Stadio Renato Dall'Ara
Here we go again for day three and it was finally time to visit Bologna to see if the hosts could build on a good start to their campaign by beating Poland. For me, today was the day that I was looking most forward to as I knew that this would be the least travelling I had to do. Just a mere 170km to travel from Ravenna to Bologna and finally to my Airbnb in Ferrara. Additionally, I was heading inland to the most legendary stadio of the tour in the shape of the iconic Renato Dall'Ara, which also happens to be in one of the most picturesque cities in Europe, Bologna. With a day of sun, sea and walking along Marina di Ravenna under my belt, it was time to jump back in my jeep and make the couple of hour ride west to a scorching Bologna.
|At one point the thermostat read 44 degrees. Ooooosh!|
I arrived unusually early in the city as it had looked on Google Maps to be a bit of a bun fight for trying to get parked up. I was right! Even at 5pm, four hours prior to the match, the traffic was pretty hellish and after driving around the backstreets of the ground I eventually got parked up somewhere that appeared to be free after 6pm. I was too lazy to translate the signage, but thankfully I didn't have too much to worry about as the local police arrived and started cordoning off the roads. I had hoped that this was just for the football and not some overnight roadworks- otherwise that would have been a lonely night kipping in the jeep. After a bit of a mooch around the gorgeous architectural sights, I popped in to San Gennaro to try out some of the local cuisine. Of course, Spag Bol is a product of Bologna and so the decision on what to eat was a pretty easy and delicious one. It was now 7pm and I made a slow walk around to the entrance for the stand I was sitting in, after having a cheeky street beer with the locals. The area was packed now and there were all sorts of people knocking about, including some sort of Italian celeb! I don't know who she was, but some lass was getting a lot of attention from fans (mainly men!) and she was constantly being harassed for selfies. I did debate getting involved myself, but I felt awkward seems as I didn't know who she was.
|Got a selfie with the tournament sign instead|
The match itself promised to be a good en, with Italy being favourites to continue their surge after beating Spain on the opening night, and with that I made a prediction of 2-0 to Italia. How wrong could I be? With almost 27,000 people in attendance, a spine-tingling rendition of the national anthem was sang by all (except me!) and before we knew it it was game time. Hotshot Fiorentina star Federico Chiesa and the gang got the ball rolling and we were underway. With the game starting in a fairly predictable fashion, with Italy in possession but not looking too threatening, I continued to find myself gazing around at the wonderful ground that I was sat inside. Lots of Italy and Poland flags were being waved, a well-maintained Mexican Wave was doing the rounds and as the sun set on the monumental Renato Dell'Ara I felt as much at home as I ever had at a game. As an England fan, I am aware that Bologna's stadium holds happy for memories for those who are old enough to remember the 1990 World Cup and David Platt's winner in the last 16 of the Belgium game. I have watched the footage of it and I could only dream of being alive and sitting where I sat in the ground for that historic moment.
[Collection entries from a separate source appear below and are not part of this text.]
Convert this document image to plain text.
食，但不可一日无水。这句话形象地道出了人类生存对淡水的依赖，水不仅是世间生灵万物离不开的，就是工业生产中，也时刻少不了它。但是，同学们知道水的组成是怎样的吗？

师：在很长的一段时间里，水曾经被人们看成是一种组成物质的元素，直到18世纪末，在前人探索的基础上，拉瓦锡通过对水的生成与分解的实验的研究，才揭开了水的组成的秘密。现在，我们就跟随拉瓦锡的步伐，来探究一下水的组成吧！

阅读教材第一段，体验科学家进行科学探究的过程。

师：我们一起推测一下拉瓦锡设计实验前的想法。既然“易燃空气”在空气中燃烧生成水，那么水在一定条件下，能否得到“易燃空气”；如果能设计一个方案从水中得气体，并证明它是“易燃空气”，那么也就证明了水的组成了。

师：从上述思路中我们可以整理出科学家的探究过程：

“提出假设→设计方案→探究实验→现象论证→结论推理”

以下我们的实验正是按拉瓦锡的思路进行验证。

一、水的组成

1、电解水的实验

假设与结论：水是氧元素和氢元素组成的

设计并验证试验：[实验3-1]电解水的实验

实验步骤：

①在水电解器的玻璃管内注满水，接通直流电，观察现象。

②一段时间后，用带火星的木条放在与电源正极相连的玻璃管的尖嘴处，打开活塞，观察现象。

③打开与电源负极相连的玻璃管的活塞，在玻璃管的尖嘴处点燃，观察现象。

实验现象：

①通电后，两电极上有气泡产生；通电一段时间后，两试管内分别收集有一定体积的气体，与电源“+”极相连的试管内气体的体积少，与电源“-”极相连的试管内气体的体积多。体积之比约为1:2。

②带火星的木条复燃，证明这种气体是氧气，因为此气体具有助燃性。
Back to the game and with Italy going close through Chiesa and then missing a sitter in the form of Rolando Mandragora's scooping strike, the game still remained blank on the scoreline front. Into the last five minutes of the first-half and Poland had a rare chance to attack of their own- and unlike the wasteful Italians they showed a bit more grit to prod home the only goal of the game as Arsenal's Krystian Bielik nudged home after an initial free-kick was directed goalwards. The defensive midfielder, who has spent the past three seasons on loan at Charlton, Walsall and Birmingham respectively, wheeled away proudly knowing that he'd put his side ahead at the end of a half where the Polish had absorbed all of their opponent's attacks. Italy U21 0-1 Poland U21. The Italian fans were becoming pretty ravenous by this point and when an equaliser was ruled out just moments later you could feel the anger as the very unpopular referee blew his whistle for the break. Fifteen minutes to sit and watch the very vocal and passionate fan responses to that half... or to watch a live penalty shootout being played on FIFA on the big screen at the ground. At what point have we gone too far?
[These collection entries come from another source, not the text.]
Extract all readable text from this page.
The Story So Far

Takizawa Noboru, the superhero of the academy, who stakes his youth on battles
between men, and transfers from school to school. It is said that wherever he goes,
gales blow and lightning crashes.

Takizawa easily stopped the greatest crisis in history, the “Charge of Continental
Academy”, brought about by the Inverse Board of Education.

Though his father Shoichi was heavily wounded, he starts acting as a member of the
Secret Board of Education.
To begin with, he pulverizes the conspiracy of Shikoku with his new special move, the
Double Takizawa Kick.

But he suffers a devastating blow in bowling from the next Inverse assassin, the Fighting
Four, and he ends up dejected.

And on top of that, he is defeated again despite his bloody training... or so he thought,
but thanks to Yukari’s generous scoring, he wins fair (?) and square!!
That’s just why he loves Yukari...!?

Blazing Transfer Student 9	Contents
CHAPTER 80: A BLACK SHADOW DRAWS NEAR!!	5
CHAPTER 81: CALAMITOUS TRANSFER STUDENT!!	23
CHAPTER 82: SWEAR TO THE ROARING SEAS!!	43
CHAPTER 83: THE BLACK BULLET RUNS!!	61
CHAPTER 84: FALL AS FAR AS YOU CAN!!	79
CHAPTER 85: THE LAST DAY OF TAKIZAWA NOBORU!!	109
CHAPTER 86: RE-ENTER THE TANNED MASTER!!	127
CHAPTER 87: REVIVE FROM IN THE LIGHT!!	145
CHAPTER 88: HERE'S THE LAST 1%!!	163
|Fair play to Poland- one chance, one goal|
Amongst the nonsense of the FIFA, the three mile queue for the one beer hatch and the beauty of a now moonlit setting for the second-half, it was announced that Moise Kean of Juventus would enter the field. Finally, some excitement! The youngster was one of the names that I was looking forward to seeing at the tournament and having scored two goals for the senior side from three caps, as well as boasting an impressive record for Juve, the direct forward came on to a round of applause. Almost immediately after the restart, Roma's Lorenzo Pellegrini ballooned an acrobatic volley over from about 8-yards and all of a sudden we were back to being sat in our seats wondering if Gli Azzurri could hit the target! One fan even shouted out "mama mia!" as he slapped his head repeatedly, which was a personal highlight.
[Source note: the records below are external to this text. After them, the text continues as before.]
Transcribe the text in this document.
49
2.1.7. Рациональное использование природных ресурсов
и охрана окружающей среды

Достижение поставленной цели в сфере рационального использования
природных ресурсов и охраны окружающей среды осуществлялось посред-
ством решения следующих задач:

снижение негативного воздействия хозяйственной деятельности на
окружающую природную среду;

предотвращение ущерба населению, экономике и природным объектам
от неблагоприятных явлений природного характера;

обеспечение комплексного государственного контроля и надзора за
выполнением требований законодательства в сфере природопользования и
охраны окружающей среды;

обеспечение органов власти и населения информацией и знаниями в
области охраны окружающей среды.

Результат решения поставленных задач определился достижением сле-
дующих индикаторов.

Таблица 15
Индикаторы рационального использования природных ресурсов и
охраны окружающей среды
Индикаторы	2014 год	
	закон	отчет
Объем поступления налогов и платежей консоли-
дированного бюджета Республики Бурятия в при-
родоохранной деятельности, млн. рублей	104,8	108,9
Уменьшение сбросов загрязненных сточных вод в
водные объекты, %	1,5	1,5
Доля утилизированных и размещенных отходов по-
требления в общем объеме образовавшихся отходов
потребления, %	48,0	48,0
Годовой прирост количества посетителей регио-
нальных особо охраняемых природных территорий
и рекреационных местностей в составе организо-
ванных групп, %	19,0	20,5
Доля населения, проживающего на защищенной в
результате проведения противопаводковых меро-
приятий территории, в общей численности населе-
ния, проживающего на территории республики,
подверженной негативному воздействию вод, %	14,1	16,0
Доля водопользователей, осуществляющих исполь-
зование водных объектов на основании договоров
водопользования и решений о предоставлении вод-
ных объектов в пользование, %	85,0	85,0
|"We can see you sneaking out"|
The game drew to a close and as Pellegrini rattled the bar with one of Italy's thirty-one strikes- only five on target- the decision was made for four minutes of additional time to take place. The whole stadium booed and began to evacuate and although I agree that today's ref was not up to the standard of Bologna born Pierluigi Collina, I have to be honest and say that forty-four minutes wouldn't have been enough for this lot to score! More boos followed at the full-time whistle as Poland claimed a delightful victory- always nice to upset the hosts I suppose. For me, it was time to complete my day's journey, or so I thought, as I headed to Ferrara expecting to go straight to bed upon arriving. Surprisingly, this was not the case, and I was instead commandeered as an attendee of a student street party in the city. Thanks again to Samantha and the Università Degli Studi di Ferrara gang for an unexpectedly fun night- and for the record, Italian students are the ultimate featherweights of drinking. Thankfully, this would mean a lack of hangover for the six hour drive to follow the next day, when taking the scenic route over to Trieste.